First, this was a large-scale study aimed at detecting risk of cancer, particularly risk of immunological cancers, among patients in the general population who have ILD and pulmonary fibrosis. Second, we performed propensity score matching to avoid introducing baseline bias. Third, we conducted a time-dependent analysis to eliminate immortal time bias. Fourth, we stratified the follow-up time into periods of <0.5, 0.5–1, 1–2, 2–3 and ≥3 years to avoid introducing lag-time bias. Fifth, we stratified individuals by age, sex and cancer type to validate our results, and we discovered that the risk for most cancers such as immunological cancers was lower in the statin user group, which was in line with the primary outcome. Sixth, we replaced the lifestyle variable with associated comorbidities. For example, hypertension and alcohol-related illnesses replaced obesity, hyperlipidaemia replaced exercise and obesity, gout replaced diet, stroke replaced air pollution, sleep disorder replaced occupation, mental disorder replaced economic condition, and ICS and OS use replaced smoking-related diseases such as COPD (in Taiwan, up to 82.9% of patients with COPD are smokers) or COPD with asthma (78.1% and 25.6% of such patients received OS and ICS, respectively).32 We tracked the patients in Taiwan with ILD and pulmonary fibrosis and obtained data relating to their IL-6, ACE, ACE2, angiotensin 1–7, epidermal growth factor, VEGF, CXR and CT results.46 47 Furthermore, the coronavirus and cancers hijack the same parts of human cells to spread; therefore, this study suggests the potential of using statins to manage cancers associated with virus infections in patients with ILD and pulmonary fibrosis.

Limitations

In this study, not all drugs used for ILD treatment, such as hydroxychloroquine, interferon, anti-interleukin, azathioprine and non-steroidal anti-inflammatory drugs, were analysed. Moreover, the NHIRD does not provide cytokine data.

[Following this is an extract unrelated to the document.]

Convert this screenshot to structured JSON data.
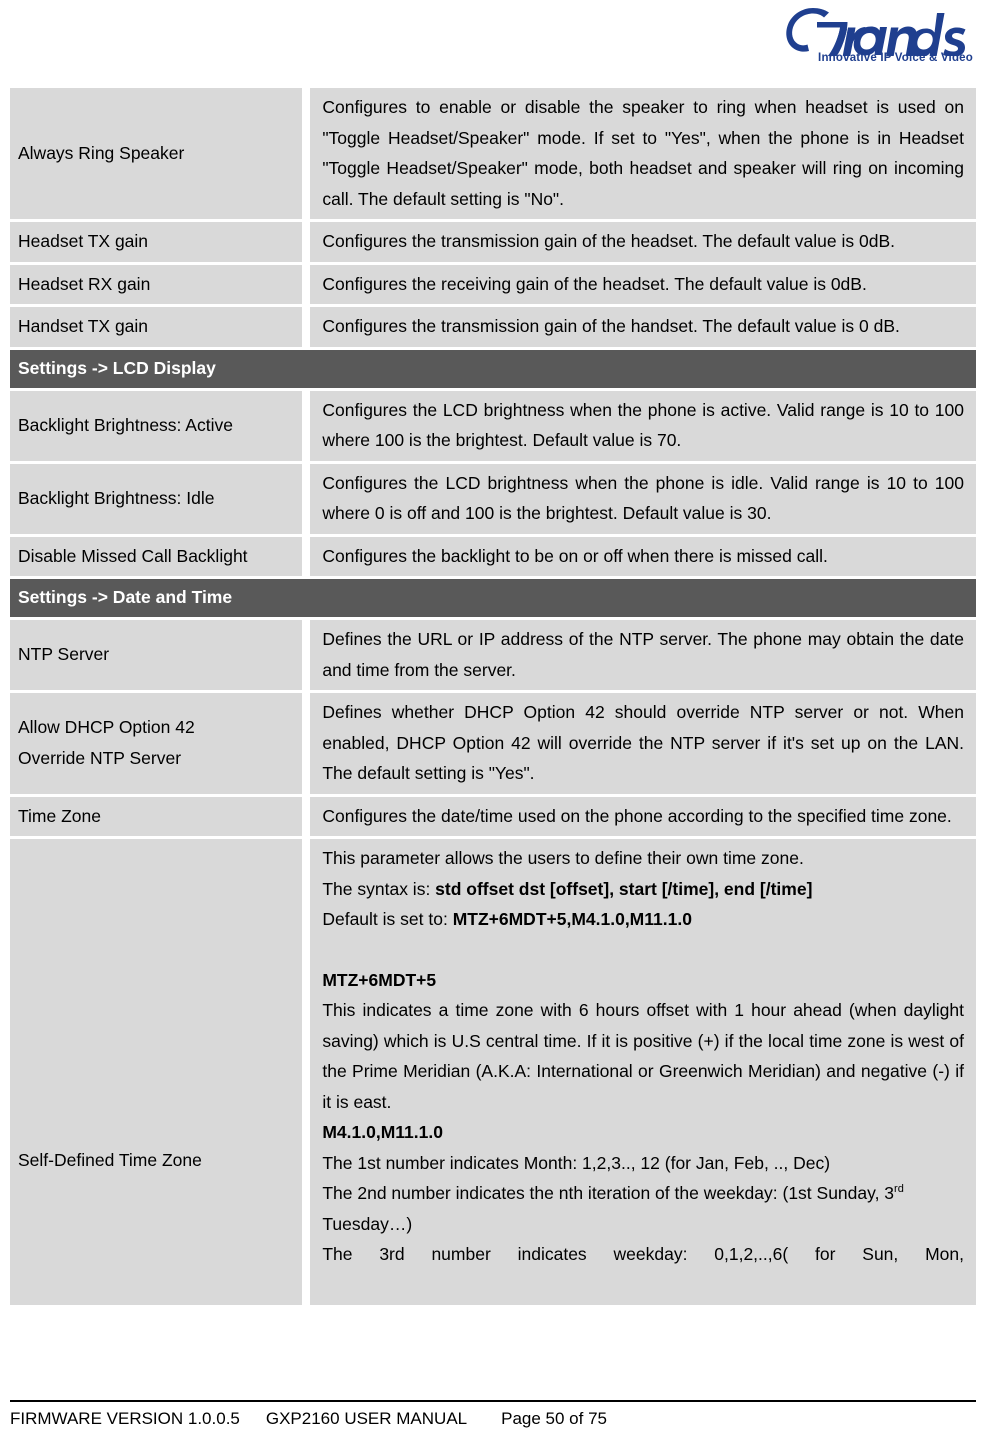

However, in Taiwan, biochemistry data (eg, IL-6 and C reactive protein levels) are tracked in many institutes during the course of ILD and pulmonary fibrosis to monitor drug use for immunodeficiency diseases.47 48 Cancer and ILD with respiratory failure are categorised as catastrophic diseases.49 These strict policies help explain the lack of biochemistry data in the NHIRD. The NHIRD also does not provide pathological and CT data. However, in Taiwan, ILD is generally diagnosed through CT and pathology tests.28 Another limitation of the present study is that we did not stratify the statins into lipophilic and hydrophilic statins for sensitivity analysis. A previous NHIRD study reported that lipophilic and hydrophilic statins can aid in the attenuation of risk of cancer.50 The comparison of a randomised control study, reverse causation, adjustments for causal intermediaries and depletion of susceptibles were the limitations of the aforementioned observational study. For example, statin use did not influence the risk of oesophageal, stomach, endometrial, ovarian, prostate, brain or thyroid cancer. One explanation is that observational studies that used the ICD-9-CM were unable to collect and adjust data relating to diet, exercise, socioeconomic status, smoking status, vitamin supplementation, and screening history for oesophageal, stomach, endometrial, ovarian, prostate, brain and thyroid cancer, all of which are potential confounders for the effect of statins on these cancers. Furthermore, the current cohort did not exhibit a particularly high incidence of lung cancer, which may be explained by the high proportion of patients with mild-stage ILD. This is another limitation of the present study.

Conclusion

Statin use is associated with a lower risk of cancer incidence in those with ILD and pulmonary fibrosis.